Un gruppo di suore in un monastero si avvia in fila verso l’altare. La prima riceve la comunione dal prete, ma subito sgrana gli occhi, mentre si sente il suono croccante della patatina. È la nuova campagna pubblicitaria di Amica Chips, finita nel mirino dell’Aiart, che chiede “l’immediata sospensione” dello spot, in quanto “offende la sensibilità religiosa di milioni di cattolici praticanti oltre che oltraggioso nel banalizzare l’accostamento tra la patatina e la particola consacrata”. Giovanni Baggio, presidente nazionale dell’associazione di telespettatori di ispirazione cattolica, definisce in una nota “penoso” il messaggio pubblicitario: “Il tentativo di risollevare un’azienda ricorrendo alla blasfemia”.

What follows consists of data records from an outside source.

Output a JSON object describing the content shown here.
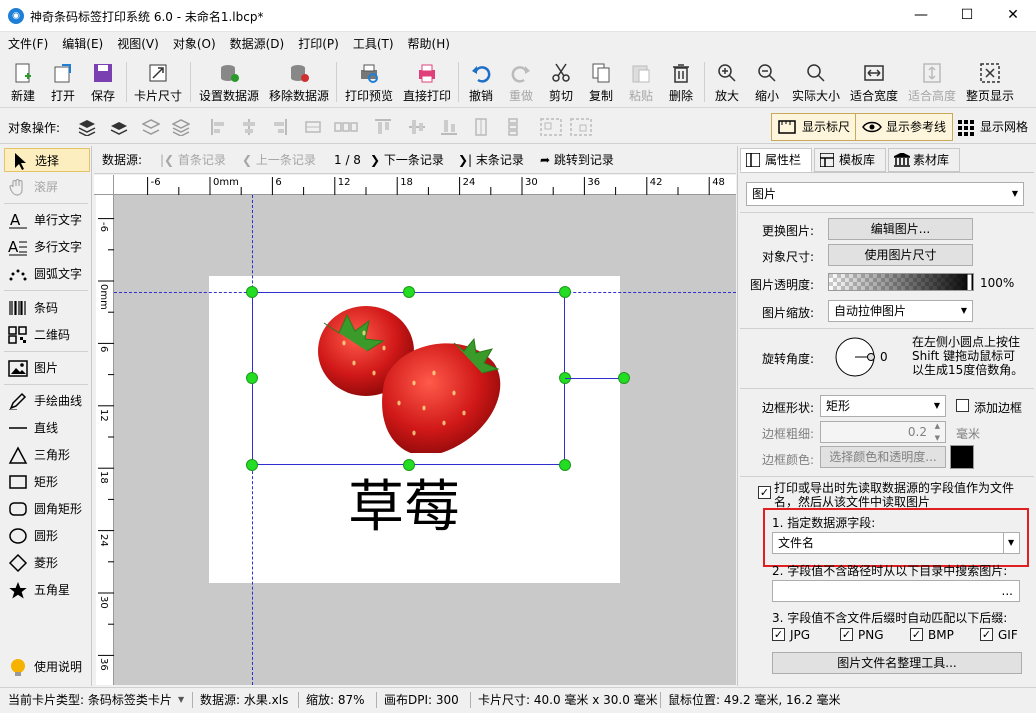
{
  "window": {
    "title": "神奇条码标签打印系统 6.0 - 未命名1.lbcp*",
    "minimize": "—",
    "maximize": "☐",
    "close": "✕"
  },
  "menu": [
    "文件(F)",
    "编辑(E)",
    "视图(V)",
    "对象(O)",
    "数据源(D)",
    "打印(P)",
    "工具(T)",
    "帮助(H)"
  ],
  "toolbar": {
    "new": "新建",
    "open": "打开",
    "save": "保存",
    "card_size": "卡片尺寸",
    "set_datasource": "设置数据源",
    "remove_datasource": "移除数据源",
    "print_preview": "打印预览",
    "direct_print": "直接打印",
    "undo": "撤销",
    "redo": "重做",
    "cut": "剪切",
    "copy": "复制",
    "paste": "粘贴",
    "delete": "删除",
    "zoom_in": "放大",
    "zoom_out": "缩小",
    "actual_size": "实际大小",
    "fit_width": "适合宽度",
    "fit_height": "适合高度",
    "full_page": "整页显示"
  },
  "objrow": {
    "label": "对象操作:",
    "show_ruler": "显示标尺",
    "show_guides": "显示参考线",
    "show_grid": "显示网格"
  },
  "tools": {
    "select": "选择",
    "scroll": "滚屏",
    "single_text": "单行文字",
    "multi_text": "多行文字",
    "arc_text": "圆弧文字",
    "barcode": "条码",
    "qrcode": "二维码",
    "image": "图片",
    "freehand": "手绘曲线",
    "line": "直线",
    "triangle": "三角形",
    "rect": "矩形",
    "round_rect": "圆角矩形",
    "circle": "圆形",
    "diamond": "菱形",
    "star": "五角星",
    "help": "使用说明"
  },
  "nav": {
    "label": "数据源:",
    "first": "首条记录",
    "prev": "上一条记录",
    "position": "1 / 8",
    "next": "下一条记录",
    "last": "末条记录",
    "jump": "跳转到记录"
  },
  "ruler": {
    "h": [
      "-6",
      "0mm",
      "6",
      "12",
      "18",
      "24",
      "30",
      "36",
      "42",
      "48"
    ],
    "v": [
      "-6",
      "0mm",
      "6",
      "12",
      "18",
      "24",
      "30",
      "36"
    ]
  },
  "label_text": "草莓",
  "panel": {
    "tabs": [
      "属性栏",
      "模板库",
      "素材库"
    ],
    "object_type": "图片",
    "change_image_label": "更换图片:",
    "edit_image_btn": "编辑图片...",
    "obj_size_label": "对象尺寸:",
    "use_image_size_btn": "使用图片尺寸",
    "opacity_label": "图片透明度:",
    "opacity_value": 1.0,
    "opacity_text": "100%",
    "scale_label": "图片缩放:",
    "scale_value": "自动拉伸图片",
    "rotate_label": "旋转角度:",
    "rotate_value": "0",
    "rotate_hint": [
      "在左侧小圆点上按住",
      "Shift 键拖动鼠标可",
      "以生成15度倍数角。"
    ],
    "border_shape_label": "边框形状:",
    "border_shape_value": "矩形",
    "add_border": "添加边框",
    "border_width_label": "边框粗细:",
    "border_width_value": "0.2",
    "border_width_unit": "毫米",
    "border_color_label": "边框颜色:",
    "border_color_btn": "选择颜色和透明度...",
    "border_color": "#000000",
    "read_from_field": [
      "打印或导出时先读取数据源的字段值作为文件",
      "名，然后从该文件中读取图片"
    ],
    "step1": "1. 指定数据源字段:",
    "field_value": "文件名",
    "step2": "2. 字段值不含路径时从以下目录中搜索图片:",
    "dir_value": "",
    "browse": "...",
    "step3": "3. 字段值不含文件后缀时自动匹配以下后缀:",
    "exts": [
      "JPG",
      "PNG",
      "BMP",
      "GIF"
    ],
    "organize_btn": "图片文件名整理工具..."
  },
  "status": {
    "card_type": "当前卡片类型:  条码标签类卡片",
    "datasource": "数据源:  水果.xls",
    "zoom": "缩放:  87%",
    "dpi": "画布DPI:  300",
    "card_size": "卡片尺寸:  40.0 毫米 x 30.0 毫米",
    "mouse": "鼠标位置:  49.2 毫米,  16.2 毫米"
  },
  "colors": {
    "accent": "#1e7fd8",
    "selection": "#fdeec0",
    "handle": "#22dd22",
    "highlight_box": "#e02020"
  }
}
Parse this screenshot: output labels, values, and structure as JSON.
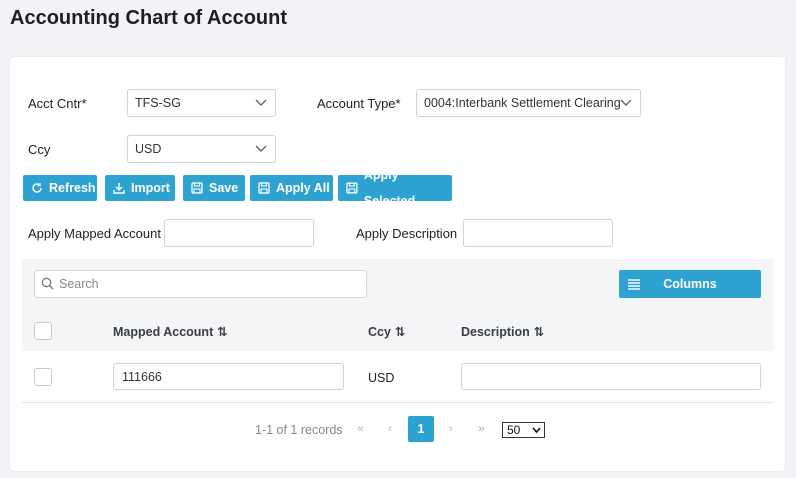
{
  "page": {
    "title": "Accounting Chart of Account"
  },
  "filters": {
    "acct_cntr_label": "Acct Cntr*",
    "acct_cntr_value": "TFS-SG",
    "account_type_label": "Account Type*",
    "account_type_value": "0004:Interbank Settlement Clearing",
    "ccy_label": "Ccy",
    "ccy_value": "USD"
  },
  "toolbar": {
    "refresh": "Refresh",
    "import": "Import",
    "save": "Save",
    "apply_all": "Apply All",
    "apply_selected": "Apply Selected"
  },
  "apply": {
    "mapped_account_label": "Apply Mapped Account",
    "mapped_account_value": "",
    "description_label": "Apply Description",
    "description_value": ""
  },
  "grid": {
    "search_placeholder": "Search",
    "columns_label": "Columns",
    "headers": [
      "Mapped Account",
      "Ccy",
      "Description"
    ],
    "sort_icon": "⇅",
    "rows": [
      {
        "mapped_account": "111666",
        "ccy": "USD",
        "description": ""
      }
    ]
  },
  "pagination": {
    "summary": "1-1 of 1 records",
    "first": "«",
    "prev": "‹",
    "current_page": "1",
    "next": "›",
    "last": "»",
    "page_size": "50"
  },
  "colors": {
    "accent": "#2ea3d1",
    "background": "#f1f3f6"
  }
}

Di qui la segnalazione dello spot all’Istituto di Autodisciplina pubblicitaria “in quanto ‘contrario agli articoli 1 e 10, lealtà della comunicazione, convinzioni morali, civili, religiose e dignità della persona, del codice di autodisciplina della comunicazione commerciale'”. Per l’Aiart “è la spia di una sensibilità sociale ed indifferenza etica che non contraddistingue soltanto il comportamento di una azienda e di un pubblicitario. Ci si appella al politically correct e alla cancel colture, ma solo contro la religione cristiana (ma solo quella) ci si sente autorizzati a qualsiasi obbrobrio?”.
“Lo spot di Amica Chips è mancanza di rispetto e di creatività, oltre che spia dell’incapacità di fare marketing senza ricorrere a simboli che con il consumo e il croccante nulla hanno a che fare”: continua il presidente dell’Aiart. “L’offesa al sentimento religioso di qualunque confessione è la spia della mancanza di rispetto nei confronti degli utenti, della loro identità culturale e morale, della loro dignità di persona. Strappare, come fa il nuovo spot di Amica Chips, un applauso ad un pubblico compiacente con riferimenti blasfemi, è degradante per chi fa, o pretende di fare, pubblicità. Per la serie, ‘purché se ne parli’ “.